Le président français Emmanuel Macron a de nouveau mis sur la table la question de l'exportation des armes françaises à Israël en appelant, samedi, à la suspension des livraisons à Israël d'armes utilisées dans le conflit à Gaza. “À mon avis, la priorité aujourd'hui est de revenir à une solution politique et de mettre fin aux livraisons d'armes pour alimenter les combats à Gaza”, a-t-il déclaré sur France-Inter précisant que “la France n'en fournit pas”. Est-ce vraiment le cas ?
Plusieurs organisations non gouvernementales et parlementaires français ont exprimé à plusieurs occasions leur opposition à ces ventes, pointant du doigt le risque que ces armes soient utilisées dans des actions susceptibles de violer les droits de l’homme, voire de faciliter des actes potentiellement génocidaires.
Amnesty International a adressé en février une lettre ouverte au président français pour demander l'arrêt immédiat des livraisons d'armes à Israël, arguant que la France avait la responsabilité de prévenir tout génocide. Des parlementaires, dont Mathilde Panot et Fabien Gay, ont également interpellé le gouvernement pour obtenir des détails sur ces exportations en 2023, mais sans succès. De même, en janvier, plusieurs grandes ONG, y compris Human Rights Watch et Oxfam, ont fait un appel similaire. Cependant, sous la pression du ministère des Armées, le tribunal administratif de Paris a refusé d’examiner les requêtes demandant la suspension de ces ventes d’armes.
Bombes, roquettes et missiles
Malgré ces pressions, les liens militaires entre la France et Israël restent forts. Les exportations d'armes manquent de transparence, et les détails précis des livraisons restent inconnus. Un rapport parlementaire de 2022 indique que, sur les dix dernières années, la France a vendu pour 208 millions d'euros d’équipements militaires à Israël.

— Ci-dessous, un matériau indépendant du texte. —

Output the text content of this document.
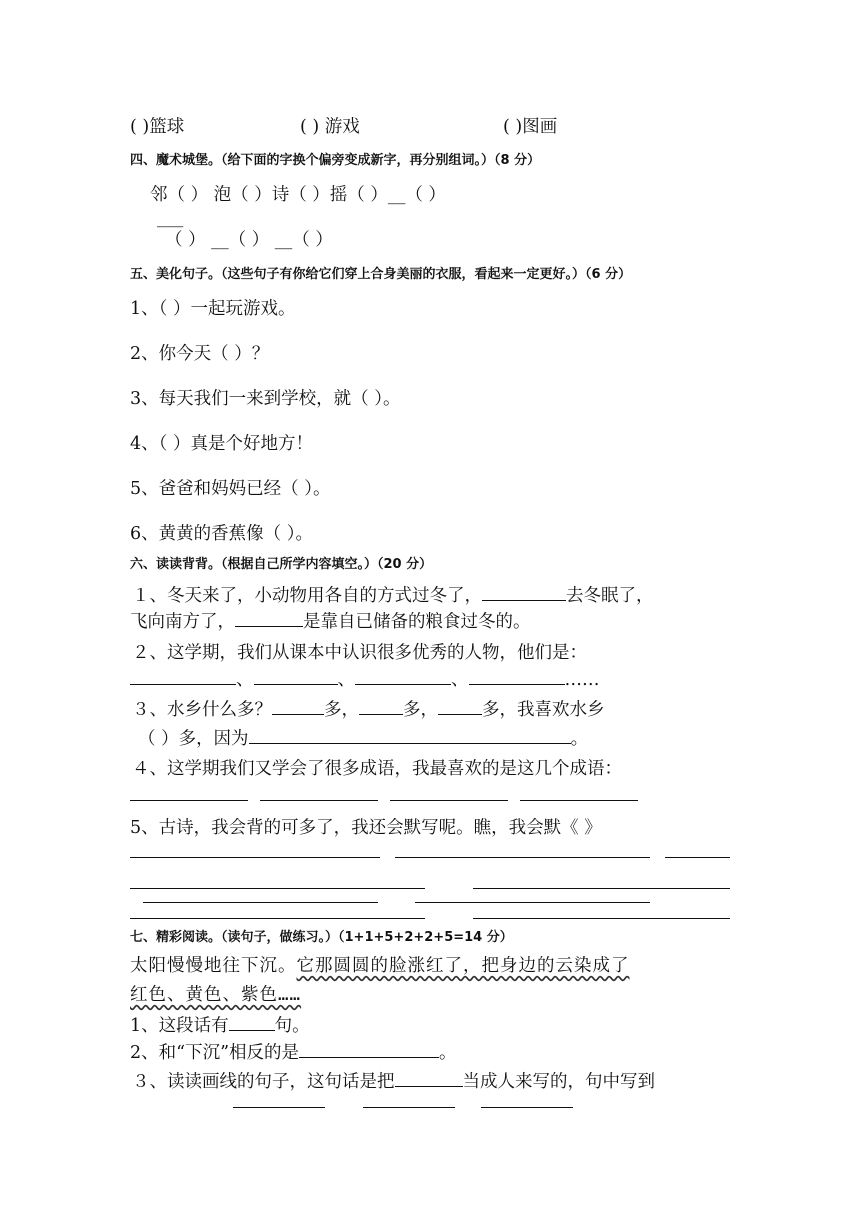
( )篮球	( ) 游戏	( )图画
四、魔术城堡。（给下面的字换个偏旁变成新字，再分别组词。）（8 分）
邻（ ） 泡（ ）诗（ ）摇（ ）__（ ）
___
（ ） __（ ） __（ ）
五、美化句子。（这些句子有你给它们穿上合身美丽的衣服，看起来一定更好。）（6 分）
1、（ ）一起玩游戏。
2、你今天（ ）？
3、每天我们一来到学校，就（ ）。
4、（ ）真是个好地方！
5、爸爸和妈妈已经（ ）。
6、黄黄的香蕉像（ ）。
六、读读背背。（根据自己所学内容填空。）（20 分）
１、冬天来了，小动物用各自的方式过冬了，	去冬眠了，
飞向南方了，	是靠自已储备的粮食过冬的。
２、这学期，我们从课本中认识很多优秀的人物，他们是：
、	、	、	……
３、水乡什么多？	多，	多，	多，我喜欢水乡
（ ）多，因为	。
４、这学期我们又学会了很多成语，我最喜欢的是这几个成语：
5、古诗，我会背的可多了，我还会默写呢。瞧，我会默《 》
七、精彩阅读。（读句子，做练习。）（1+1+5+2+2+5=14 分）
太阳慢慢地往下沉。它那圆圆的脸涨红了，把身边的云染成了
红色、黄色、紫色……
1、这段话有	句。
2、和“下沉”相反的是	。
３、读读画线的句子，这句话是把	当成人来写的，句中写到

Sébastien Lecornu, alors ministre des Armées, a reconnu lors d'une audition à l'Assemblée nationale en février, que la France livrait à Israël des équipements relevant de la catégorie ML4, qui inclut des bombes, roquettes et missiles. Il a toutefois précisé que ces composants, lorsqu’ils sont autorisés, sont destinés à un usage strictement défensif. Il a notamment cité les composants utilisés dans le système de défense antiaérienne "Dôme de fer" israélien, affirmant que seules des pièces élémentaires, comme des roulements à billes ou des capteurs de pression, avaient été livrées.

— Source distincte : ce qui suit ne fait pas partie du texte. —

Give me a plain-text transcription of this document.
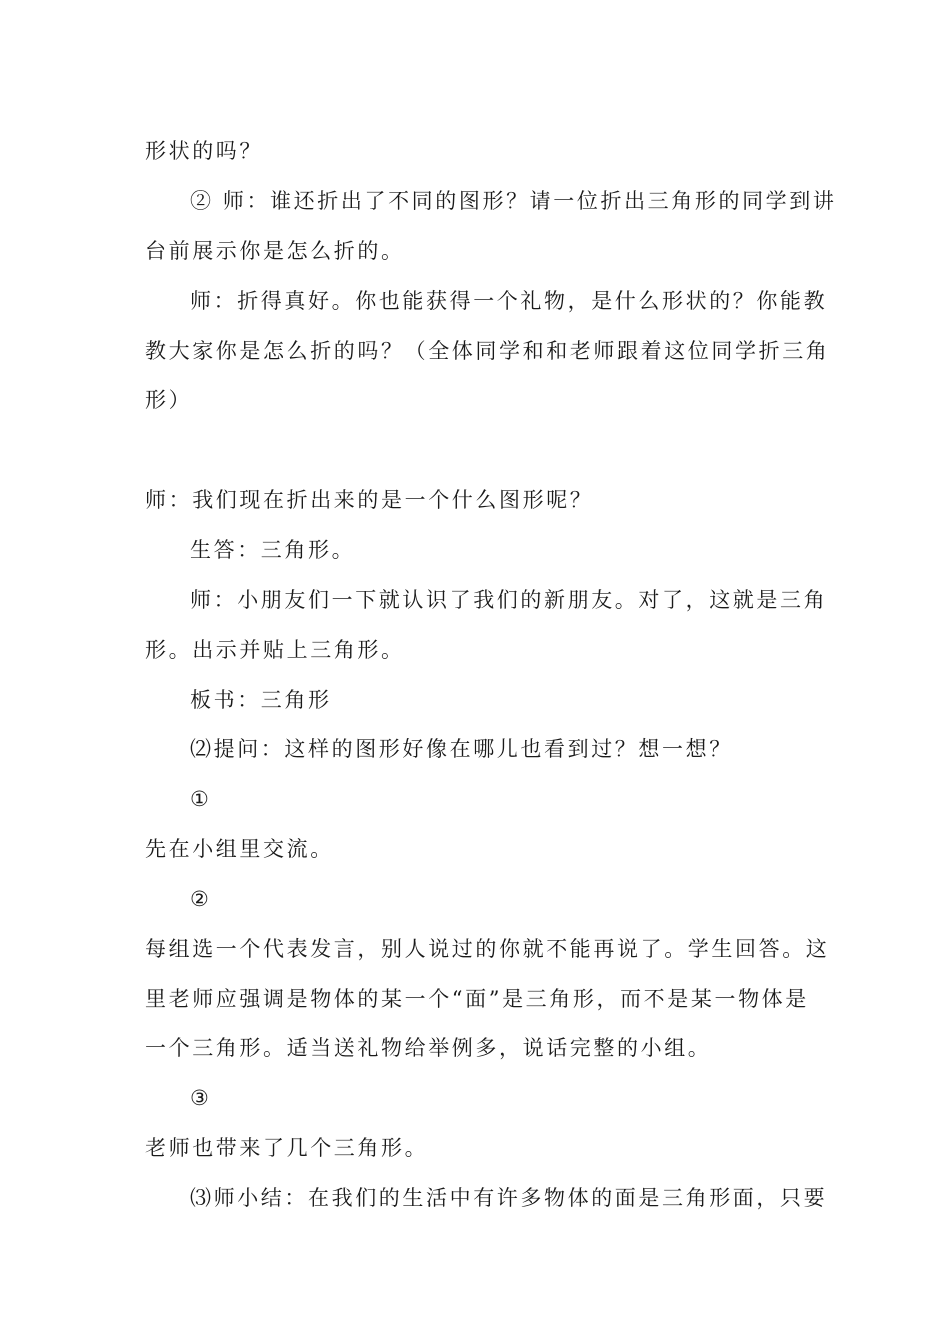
形状的吗？

② 师：谁还折出了不同的图形？请一位折出三角形的同学到讲

台前展示你是怎么折的。

师：折得真好。你也能获得一个礼物，是什么形状的？你能教

教大家你是怎么折的吗？（全体同学和和老师跟着这位同学折三角

形）

师：我们现在折出来的是一个什么图形呢？

生答：三角形。

师：小朋友们一下就认识了我们的新朋友。对了，这就是三角

形。出示并贴上三角形。

板书：三角形

⑵提问：这样的图形好像在哪儿也看到过？想一想？

①

先在小组里交流。

②

每组选一个代表发言，别人说过的你就不能再说了。学生回答。这

里老师应强调是物体的某一个“面”是三角形，而不是某一物体是

一个三角形。适当送礼物给举例多，说话完整的小组。

③

老师也带来了几个三角形。

⑶师小结：在我们的生活中有许多物体的面是三角形面，只要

Impossibilité de vérifier l’utilisation des composants
Cependant, en mars, la question a refait surface lorsque les médias Disclose et Marsactu ont révélé que la France avait fourni à l'entreprise israélienne IMI Systems des composants pour mitrailleuses, spécifiquement des maillons M27, suffisants pour assembler 100 000 cartouches pour le fusil israélien Negev 5. Lecornu a confirmé ces livraisons, précisant que la licence concernait uniquement des composants destinés à la réexportation vers des pays tiers. Toutefois, Disclose a souligné l'absence de contrôle sur place, ce qui rend impossible de vérifier si ces composants ont été utilisés par l'armée israélienne.
Stéphane Audrand, expert en contrôle du commerce des armes, a précisé que la France vendait surtout des pièces détachées dans deux domaines : l’optronique et les composants pour missiles antiaériens, qui peuvent être utilisés dans différents systèmes israéliens comme "Fronde David".

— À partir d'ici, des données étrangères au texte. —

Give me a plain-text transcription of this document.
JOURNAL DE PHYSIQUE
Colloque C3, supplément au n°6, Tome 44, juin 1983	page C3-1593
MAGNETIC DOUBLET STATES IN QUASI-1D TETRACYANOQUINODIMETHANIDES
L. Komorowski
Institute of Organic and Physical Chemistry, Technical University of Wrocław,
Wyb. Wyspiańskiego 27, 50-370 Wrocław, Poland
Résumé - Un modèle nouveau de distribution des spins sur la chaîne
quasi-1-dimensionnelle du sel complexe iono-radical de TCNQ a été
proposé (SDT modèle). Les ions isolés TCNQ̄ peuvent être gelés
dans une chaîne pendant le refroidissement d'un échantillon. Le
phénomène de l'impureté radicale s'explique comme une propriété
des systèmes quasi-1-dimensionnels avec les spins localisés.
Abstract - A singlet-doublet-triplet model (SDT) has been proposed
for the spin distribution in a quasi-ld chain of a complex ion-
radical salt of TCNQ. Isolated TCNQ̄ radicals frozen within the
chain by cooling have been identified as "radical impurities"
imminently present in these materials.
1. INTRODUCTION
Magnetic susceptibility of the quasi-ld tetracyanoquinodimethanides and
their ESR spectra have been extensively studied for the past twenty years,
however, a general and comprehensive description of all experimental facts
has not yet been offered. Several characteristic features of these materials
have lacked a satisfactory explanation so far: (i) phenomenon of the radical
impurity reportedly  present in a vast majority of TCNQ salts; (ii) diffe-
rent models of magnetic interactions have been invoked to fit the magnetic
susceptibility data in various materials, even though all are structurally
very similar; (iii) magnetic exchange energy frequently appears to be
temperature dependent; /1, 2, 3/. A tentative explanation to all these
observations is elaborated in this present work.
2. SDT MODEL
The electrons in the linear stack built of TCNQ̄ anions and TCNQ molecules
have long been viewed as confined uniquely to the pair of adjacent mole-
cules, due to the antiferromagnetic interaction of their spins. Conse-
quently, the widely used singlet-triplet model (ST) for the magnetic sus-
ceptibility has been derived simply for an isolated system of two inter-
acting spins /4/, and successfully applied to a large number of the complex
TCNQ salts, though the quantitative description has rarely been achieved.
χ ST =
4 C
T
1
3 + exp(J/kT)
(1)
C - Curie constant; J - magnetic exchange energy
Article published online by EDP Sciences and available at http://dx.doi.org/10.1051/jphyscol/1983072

Des doutes subsistent quant à l'utilisation finale de ces composants.On rappelle à ce sujet une plainte déposée en 2014 par une famille palestinienne contre une entreprise française après la découverte d’un de ses composants dans un missile israélien responsable d’un bombardement meurtrier.
La Cour internationale de Justice a signalé un risque de génocide à Gaza, ce qui devrait en théorie contraindre les pays exportateurs, comme la France, à suspendre leurs ventes d'armes à Israël. Toutefois, contrairement aux Pays-Bas et au Royaume-Uni, la France n’a toujours pas modifié sa politique d’exportation.
De plus, des entreprises françaises comme Airbus, Thalès et Dassault maintiennent des partenariats avec des entreprises israéliennes sur des projets militaires. Thalès a par exemple travaillé avec l’israélien Elbit Systems sur le drone Watchkeeper qui permet de fournir des données précises de localisation des cibles, facilitant les frappes. Dassault coopère de son côté avec Elbit Systems pour les avions Falcon et investit également dans des entreprises israéliennes, comme JVP.